By James Mullin
I recently wrote to my United States senator, a Republican NeverTrump, respectfully asking why the January 6 detainees are still in jail, with many still in solitary and not arraigned for what was essentially trespassing on public property (forgetting for the moment the role of FBI instigators). (Incidentally, we should all be writing.) His reply saddened me profoundly. I received back a two-page harangue of how horrible January 6 was and how it imperiled our democracy. Buried within that harangue were unexpected admissions about the unconstitutional conditions in which far more prisoners are held than most people realize.
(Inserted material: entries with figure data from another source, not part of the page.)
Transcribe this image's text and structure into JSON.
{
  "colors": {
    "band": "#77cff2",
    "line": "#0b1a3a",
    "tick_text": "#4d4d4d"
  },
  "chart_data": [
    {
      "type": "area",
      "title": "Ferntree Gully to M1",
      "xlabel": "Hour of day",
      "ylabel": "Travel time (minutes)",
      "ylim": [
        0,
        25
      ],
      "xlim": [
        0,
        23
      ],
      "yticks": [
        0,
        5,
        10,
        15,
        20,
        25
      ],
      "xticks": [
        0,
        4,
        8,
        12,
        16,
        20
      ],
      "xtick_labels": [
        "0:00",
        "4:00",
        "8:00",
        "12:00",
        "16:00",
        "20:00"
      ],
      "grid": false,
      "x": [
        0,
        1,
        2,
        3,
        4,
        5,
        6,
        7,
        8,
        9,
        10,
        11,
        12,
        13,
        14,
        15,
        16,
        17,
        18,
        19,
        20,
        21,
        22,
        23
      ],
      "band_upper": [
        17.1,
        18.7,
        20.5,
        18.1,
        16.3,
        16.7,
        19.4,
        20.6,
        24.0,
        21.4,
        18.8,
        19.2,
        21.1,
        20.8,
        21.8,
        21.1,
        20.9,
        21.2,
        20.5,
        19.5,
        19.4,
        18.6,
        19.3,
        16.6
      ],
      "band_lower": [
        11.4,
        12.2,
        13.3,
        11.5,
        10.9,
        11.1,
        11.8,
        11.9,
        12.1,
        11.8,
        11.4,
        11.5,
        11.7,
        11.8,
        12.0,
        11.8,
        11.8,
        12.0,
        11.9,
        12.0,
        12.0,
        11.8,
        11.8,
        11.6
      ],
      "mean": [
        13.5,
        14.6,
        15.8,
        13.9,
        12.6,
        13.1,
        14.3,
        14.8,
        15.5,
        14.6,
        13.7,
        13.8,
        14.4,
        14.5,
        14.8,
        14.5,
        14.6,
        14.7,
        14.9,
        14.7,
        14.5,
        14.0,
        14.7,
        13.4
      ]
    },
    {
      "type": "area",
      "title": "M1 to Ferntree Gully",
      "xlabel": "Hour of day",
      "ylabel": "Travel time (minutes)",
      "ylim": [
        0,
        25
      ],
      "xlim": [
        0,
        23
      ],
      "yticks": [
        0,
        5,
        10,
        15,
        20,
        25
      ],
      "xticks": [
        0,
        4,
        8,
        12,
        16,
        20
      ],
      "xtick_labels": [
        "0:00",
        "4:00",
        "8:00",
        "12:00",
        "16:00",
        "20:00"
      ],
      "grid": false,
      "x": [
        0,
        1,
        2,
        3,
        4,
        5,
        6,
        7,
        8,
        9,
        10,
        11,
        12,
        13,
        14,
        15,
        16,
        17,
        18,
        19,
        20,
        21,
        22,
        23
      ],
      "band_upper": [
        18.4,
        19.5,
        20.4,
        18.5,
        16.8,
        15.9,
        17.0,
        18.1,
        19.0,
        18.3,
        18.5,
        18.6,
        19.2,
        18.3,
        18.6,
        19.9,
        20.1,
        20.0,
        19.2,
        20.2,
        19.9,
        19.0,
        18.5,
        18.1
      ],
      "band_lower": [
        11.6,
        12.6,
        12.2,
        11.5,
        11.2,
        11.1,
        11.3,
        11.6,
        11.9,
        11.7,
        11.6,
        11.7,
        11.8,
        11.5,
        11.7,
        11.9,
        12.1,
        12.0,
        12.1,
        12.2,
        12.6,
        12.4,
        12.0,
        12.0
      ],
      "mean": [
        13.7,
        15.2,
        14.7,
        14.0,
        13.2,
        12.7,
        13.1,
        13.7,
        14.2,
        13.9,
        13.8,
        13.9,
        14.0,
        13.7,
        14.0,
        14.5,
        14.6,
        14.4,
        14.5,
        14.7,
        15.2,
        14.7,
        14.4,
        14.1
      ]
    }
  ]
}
Surprisingly enough, these admissions gave me hope.
For anyone who lived through Election Night 2020, and watched Trump winning comfortably at 11:00 P.M. EST, only to lose that massive lead by the following morning, skepticism about the election will always remain intense. (And it seems more people are getting skeptical by the day.) That skepticism is hardened by stories of municipalities that actually stopped counting during the night and reopened with large Biden pluralities.
This sense of wrongdoing doesn’t justify trespassing and certainly doesn’t justify vandalism. But what happened on January 6 still pales in comparison to the carnage that BLM and Antifa wreaked on many American cities and towns the previous summer — and without cost to its perpetrators in most cases. So a white-hot rage remains in many Americans.
But back to my senator’s curious reply. After a lengthy harangue about Jan. 6, the depraved perpetrators, and the evil Donald Trump, he provided two very odd statements. First, he informed me that 570 people are still held in D.C.’s jails.
Five hundred seventy! I had no idea that so many were incarcerated for so long, without trial.